Shop smart, have fun and save money when you shop in a thoughtful way
We’re all used to taking re-usable carrier bags to the shops now. But a little more care and planning can ensure that you shop in a truly sustainable way. You’ll be reducing your carbon footprint, plastic waste and traffic emissions, as well as having an impact on animal cruelty. On average, we create 8.2kg of carbon every day in buying food, and this needs to fall by half to meet climate goals by half by 2050. So every small step makes a difference.
Shop local, shop seasonal
- Shop at stores and stalls which have lower food miles. Your local market, zero waste shops and refill centre should be a regular visit.
- Plan your shopping around seasonal ingredients and get cooking! Find out where your Community fridge is, and stop by on your regular trips.
- Don’t forget the Sussex Green Living refill service at our Sussex Green Hub on the last Saturday of each month at the United Reformed Church 10a.m. – 4p.m.
- Support shops which are making an effort to reduce packaging, and read the recycling labels when you pick up a product. They’ll tell you if all or part of a product is usually recycled. But of course, different councils take different materials. RecycleNow has a handy locator which means you can check what your council can put in your bin or take to your local recycling centre.
- If you have a TerraCycle bin near you, choose products such as crisps which are part of the TerraCycle scheme. At Sussex Green Living, we volunteers in Horsham and lots of villages in Horsham District who help collect and sort single use plastics and then recycle them through TerraCycle. Learn more here.
- Look for cardboard, paper or natural packaging with the FSC logo on it. This means that the packaging is made from forests which have been sustainably managed.
- Join your nearest Cash and Carry. If you have to buy plastic, It is less wasteful to buy large boxes and bottles, or buy concentrate and dilute it yourself. But stick to the recommended usage, or you could waste your ingredients.
Choose a sustainable diet
- Take steps to go vegan, or at least start as vegetarian and try out non-dairy. There are loads of brilliant recipes and many supermarkets now have a comprehensive range of vegan products. At the very least, clue up on the treatment and carbon footprint of intensively farmed animals, from beef and milk cows to salmon.
- Opt out of cow’s milk and make the most sustainable choice about your ‘milk-a-like’ substitute. You can check out our Milk dilemma comparison here. (opens in new tab)
- Even as a vegan, it’s difficult to make ethical and sustainable food choices. Many ingredients, such as palm oil, soya, chocolate, coffee, almonds and avocados use a huge amount of water. Choose chickpeas, lentils and peanuts instead.
- Intensive farming in quantity reduces biodiversity and causes deforestation and climate change, as well as displacing small farmers. So look for accreditation labels such as that for palm oil or responsible soy which will tell you if the source is managed sustainably. But best of all, use fresh in-season local food ingredients. And even if you buy local, look for the LEAF symbol or an ‘Organic’ sign to show that the famer is not using intensive farming practices.
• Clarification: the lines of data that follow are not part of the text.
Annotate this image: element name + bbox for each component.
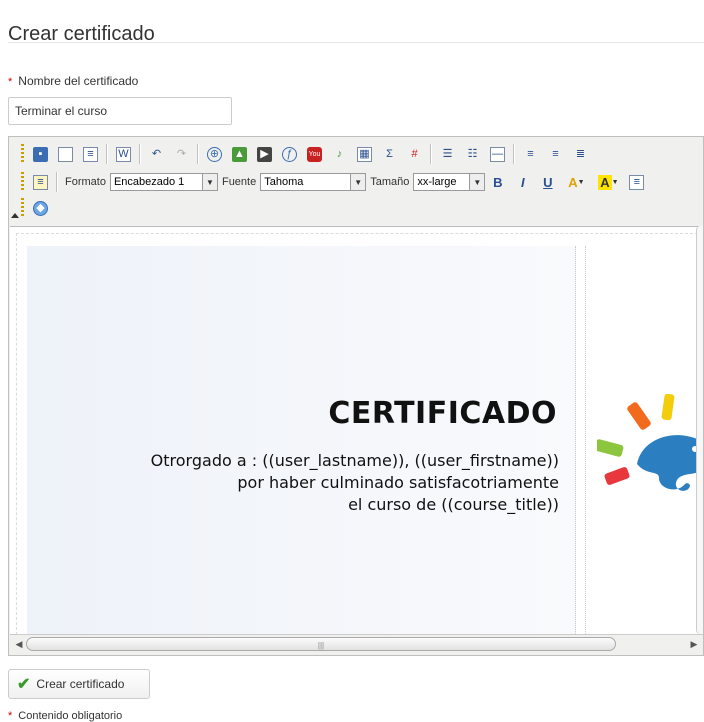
- create-certificate-button[interactable]: ✔ Crear certificado: [8, 669, 150, 699]
- certificate-line-3: el curso de ((course_title)): [348, 495, 559, 514]
- maximize-icon[interactable]: ◆: [30, 198, 51, 218]
- format-select[interactable]: Encabezado 1 ▼: [109, 173, 218, 191]
- toolbar-row-1: ▪ ≡ W ↶ ↷ ⊕ ▲ ▶ ƒ You ♪ ▦ Σ # ☰ ☷ — ≡ ≡ …: [21, 142, 593, 166]
- redo-icon[interactable]: ↷: [171, 144, 192, 164]
- size-label: Tamaño: [370, 176, 410, 188]
- templates-icon[interactable]: ≡: [80, 144, 101, 164]
- scroll-left-icon[interactable]: ◀: [12, 637, 26, 651]
- certificate-name-input[interactable]: [8, 97, 232, 125]
- toolbar-grip[interactable]: [21, 144, 24, 164]
- insert-formula-icon[interactable]: Σ: [379, 144, 400, 164]
- font-select[interactable]: Tahoma ▼: [260, 173, 367, 191]
- rich-text-editor: ▪ ≡ W ↶ ↷ ⊕ ▲ ▶ ƒ You ♪ ▦ Σ # ☰ ☷ — ≡ ≡ …: [8, 136, 704, 656]
- insert-audio-icon[interactable]: ♪: [329, 144, 350, 164]
- editor-content-area[interactable]: CERTIFICADO Otrorgado a : ((user_lastnam…: [10, 226, 703, 635]
- horizontal-rule-icon[interactable]: —: [487, 144, 508, 164]
- chevron-down-icon: ▼: [201, 174, 217, 190]
- certificate-body: Otrorgado a : ((user_lastname)), ((user_…: [151, 450, 559, 516]
- toolbar-grip[interactable]: [21, 198, 24, 218]
- source-code-icon[interactable]: ≡: [30, 172, 51, 192]
- scroll-right-icon[interactable]: ▶: [687, 637, 701, 651]
- bulleted-list-icon[interactable]: ☰: [437, 144, 458, 164]
- format-label: Formato: [65, 176, 106, 188]
- align-left-icon[interactable]: ≡: [520, 144, 541, 164]
- size-select[interactable]: xx-large ▼: [413, 173, 486, 191]
- remove-format-icon[interactable]: #: [404, 144, 425, 164]
- certificate-heading: CERTIFICADO: [328, 396, 557, 431]
- toolbar-row-3: ◆: [21, 196, 53, 220]
- insert-video-icon[interactable]: ▶: [254, 144, 275, 164]
- insert-flash-icon[interactable]: ƒ: [279, 144, 300, 164]
- justify-icon[interactable]: ≣: [570, 144, 591, 164]
- numbered-list-icon[interactable]: ☷: [462, 144, 483, 164]
- insert-link-icon[interactable]: ⊕: [204, 144, 225, 164]
- undo-icon[interactable]: ↶: [146, 144, 167, 164]
- title-divider: [8, 42, 704, 43]
- certificate-line-2: por haber culminado satisfacotriamente: [237, 473, 559, 492]
- name-field-label: * Nombre del certificado: [8, 74, 139, 88]
- editor-toolbar: ▪ ≡ W ↶ ↷ ⊕ ▲ ▶ ƒ You ♪ ▦ Σ # ☰ ☷ — ≡ ≡ …: [9, 137, 703, 227]
- bg-color-button[interactable]: A ▼: [594, 172, 622, 192]
- editor-right-edge: [696, 226, 703, 634]
- certificate-text-cell[interactable]: CERTIFICADO Otrorgado a : ((user_lastnam…: [27, 246, 576, 635]
- text-color-button[interactable]: A ▼: [562, 172, 590, 192]
- required-asterisk: *: [8, 76, 13, 88]
- bold-button[interactable]: B: [487, 172, 508, 192]
- insert-table-icon[interactable]: ▦: [354, 144, 375, 164]
- toolbar-row-2: ≡ Formato Encabezado 1 ▼ Fuente Tahoma ▼ T…: [21, 170, 649, 194]
- show-blocks-icon[interactable]: ≡: [626, 172, 647, 192]
- scrollbar-thumb[interactable]: |||: [26, 637, 616, 651]
- toolbar-grip[interactable]: [21, 172, 24, 192]
- italic-button[interactable]: I: [512, 172, 533, 192]
- paste-from-word-icon[interactable]: W: [113, 144, 134, 164]
- align-center-icon[interactable]: ≡: [545, 144, 566, 164]
- collapse-toolbar-icon[interactable]: [11, 213, 19, 218]
- save-icon[interactable]: ▪: [30, 144, 51, 164]
- chevron-down-icon: ▼: [350, 174, 366, 190]
- underline-button[interactable]: U: [537, 172, 558, 192]
- horizontal-scrollbar[interactable]: ◀ ||| ▶: [10, 634, 703, 655]
- chevron-down-icon: ▼: [469, 174, 485, 190]
- insert-image-icon[interactable]: ▲: [229, 144, 250, 164]
- insert-youtube-icon[interactable]: You: [304, 144, 325, 164]
- certificate-line-1: Otrorgado a : ((user_lastname)), ((user_…: [150, 451, 559, 470]
- chamilo-logo-icon: [597, 394, 703, 491]
- checkmark-icon: ✔: [17, 676, 31, 693]
- new-document-icon[interactable]: [55, 144, 76, 164]
- certificate-table: CERTIFICADO Otrorgado a : ((user_lastnam…: [16, 233, 703, 635]
- required-note: * Contenido obligatorio: [8, 710, 123, 722]
- font-label: Fuente: [221, 176, 257, 188]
- Sometimes it’s best to opt for food miles, because plants grow best in their natural environment. Tomatoes grown in the UK have a higher carbon footprint than those imported from Spain. But avoid out-of season luxuries- it’s worth waiting until it grows in the UK later in the year.
- UK households produce about 7 million tons of food waste each year, of which 5 million tons is still edible. Over 20% of what you put into recycling is food, and Brits are the worst offenders in Europe at 77kg per person. Up to 30% of British grown veg isn’t harvested or sold because it doesn’t meet exacting supermarket standards, and that is down to us as consumers. So buy wonky!
- Supermarkets show cautious ‘best before’ and ‘sell by’ dates. Many people think that things should be discarded after the ‘best before’ date, when it is the ‘Sell by’ or ‘Use by’ date that is important. Learn to trust your sense of smell and taste. Bagged salads are the worst offenders, with bread, milk, potatoes, apples and cheese also high-waste products.
- Love your freezer. It’s a pause button on things decaying. If an item is reaching its ‘Use by’ date, then pop it in the freezer and take it out when needed. And learn how to store things properly. Apples, stored in a cool dry place, can last a year.
- You can reduce this, and save money, by looking for outlets which re-distribute surplus food which would otherwise go to waste. The Olio App allows you to give away or pick up surplus food, while Too Good to Go allows you to order meals from restaurants which have a surplus at the end of the day.
Buy less, but buy eco-friendly
- Of course, its not just food that makes an impact. Choose organic cotton, British wool, organic linen or hemp for clothing and make it last.
- Swap out plastic utensils as they come to the end of their life for ones made of wood or bamboo. Examples include scrubbing and nail brushes, toothbrushes, pan scrubbers and many more. They cost a little more but last longer.